Nossa Casa Comum é responsabilidade de todos. Se é verdade,  então temos que olhar e cuidar de toda a casa. Infelizmente, como acaba de afirmar na quarta feira passada, o Papa Francisco em Polônia – “ O mundo está em guerra porque perdeu a paz. Ela é resultado de uma catástrofe política na qual todos se deram mal”. O papa Francisco se referiu à crise da Europa, que recusa acolher milhões de refugiados da África e do Oriente Médio, fugindo da guerra e da fome. Mas aqui na América do Sul, a guerra também está viva. O ex presidente do Uruguai Pepe Mujica, afirmou nestes dias em Curitiba que: “o crescimento econômico só se justifica se ocorrer para o desenvolvimento da felicidade humana. Fomos transformados em uma máquina de consumismo. A acumulação capitalista necessita que compremos, compremos e gastemos e gastemos. Vendem mentiras até que te tirem o último dinheiro”.

A catástrofe mundial atinge o Brasil. Aqui também estamos em guerra. A desmoralização da política, os roubos do dinheiro público, o golpe parlamentar que afastou a presidenta eleita, o lava jato, os escândalos de políticos com altos salários e desrespeito aos eleitores, o governo interino cortando direitos  dos trabalhadores e dos pobre para favorecer o agro negócio e os empresários e banqueiros, tudo isso é uma guerra injusta.

A catástrofe se aproxima da Amazônia e do baixo Amazonas. A cidade de Altamira hoje, é um triste espelho para os povos de Itaituba e do Tapajós. A construção goela abaixo de Belo Monte, se tornou horrível monstro para os povos do rio Xingu. Altamira uma bela cidade xinguana hoje é caos, inchada passando de 100 mil para 160 mil moradores,  com povo sem emprego, sem assistência a saúde,parte dele sem moradia dignia.

Agora o governo interino de Michel Temer teima em anunciar que em agosto irá abrir leilão para construção da hidroelétrica de São Luiz do Tapajós. Mas sabe ele, que no Tapajós não se repetirá a desgraça do Xingu. Os povos unidos dirão que “saberás que um filho teu do Tapajós não foge á luta” . Sindicatos, pescadores, ribeirinhos, povo Munduruku, moradores das cidades tapajônicas, estão se unindo para resistir. Como diz um munduruku, “queremos paz, mas se o governo quer guerra vai ter guerra”, o rio Tapajós que é nossa vida não pode ser destruído. Nos dias 27, 28, 29 deste agosto, vai acontecer uma demonstração de nossa capacidade de unir forças. Será a Caravana em defesa dos povos e culturas do rio Tapajós, na cidade de Itaituba. Certa de mil lutadores estarão reunidos do alto, do médio e do baixo Tapajós, caravanas de Mato Grosso, do Xingu, de Trairão, cerca de 400 militantes irão de Santarém para momentos de esclarecimentos, testemunhos, e formação de uma estratégia comum de resistência ao perverso plano do governo federal.
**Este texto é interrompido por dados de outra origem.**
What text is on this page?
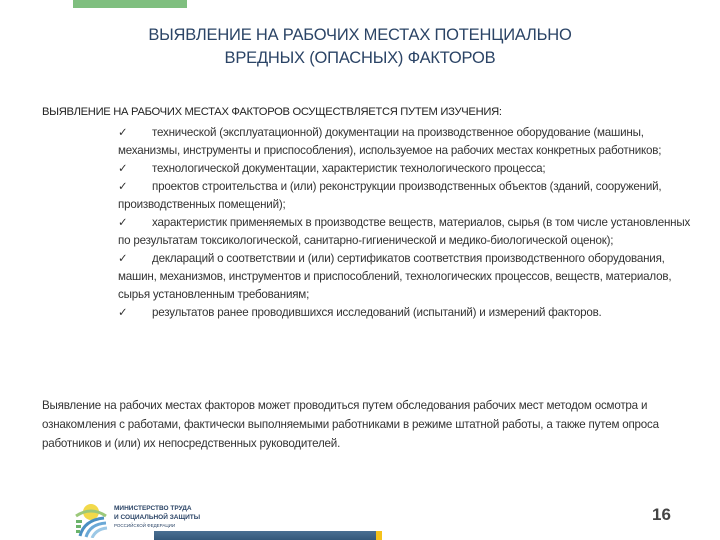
ВЫЯВЛЕНИЕ НА РАБОЧИХ МЕСТАХ ПОТЕНЦИАЛЬНО
ВРЕДНЫХ (ОПАСНЫХ) ФАКТОРОВ
ВЫЯВЛЕНИЕ НА РАБОЧИХ МЕСТАХ ФАКТОРОВ ОСУЩЕСТВЛЯЕТСЯ ПУТЕМ ИЗУЧЕНИЯ:
✓ технической (эксплуатационной) документации на производственное оборудование (машины, механизмы, инструменты и приспособления), используемое на рабочих местах конкретных работников;
✓ технологической документации, характеристик технологического процесса;
✓ проектов строительства и (или) реконструкции производственных объектов (зданий, сооружений, производственных помещений);
✓ характеристик применяемых в производстве веществ, материалов, сырья (в том числе установленных по результатам токсикологической, санитарно-гигиенической и медико-биологической оценок);
✓ деклараций о соответствии и (или) сертификатов соответствия производственного оборудования, машин, механизмов, инструментов и приспособлений, технологических процессов, веществ, материалов, сырья установленным требованиям;
✓ результатов ранее проводившихся исследований (испытаний) и измерений факторов.
Выявление на рабочих местах факторов может проводиться путем обследования рабочих мест методом осмотра и ознакомления с работами, фактически выполняемыми работниками в режиме штатной работы, а также путем опроса работников и (или) их непосредственных руководителей.
МИНИСТЕРСТВО ТРУДА
И СОЦИАЛЬНОЙ ЗАЩИТЫ
РОССИЙСКОЙ ФЕДЕРАЦИИ
16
Mas não é só essa notícia  de bem. Outro sinal de vida e de cuidado com nossa casa comum está acontecendo nestes dias  em Santarém. A luta em defesa dos moradores de nove bairros ameaçados pelo desastroso projeto de portos graneleiros na área do lago do Maicá. Esta é outra guerra entre as ambições de lucro de empresas forasteiras e direitos dos moradores da cidade de Santarém. Além de violentar a paz dos moradores, as empresas querem violentar a Área de Proteção Ambiental, APA  invadindo a boca do lago do Maicá. Corre nestes dias um abaixo assinado dos lutadores em defesa da vida, para pressionar a Câmara de Vereadores a regulamentar a lei da APA, impedindo assim a destruição da área.  Quem respeita os direitos humanos deve assinar esse documento que será enviado à Câmara de vereadores nos próximos dias.

O mundo está em guerra, como bem afirma o Papa Francisco. O Brasil está em guerra, Santarém está em guerra  . Mas a paz é possível, desde que ela seja construída por todos os ameaçados das várias guerras.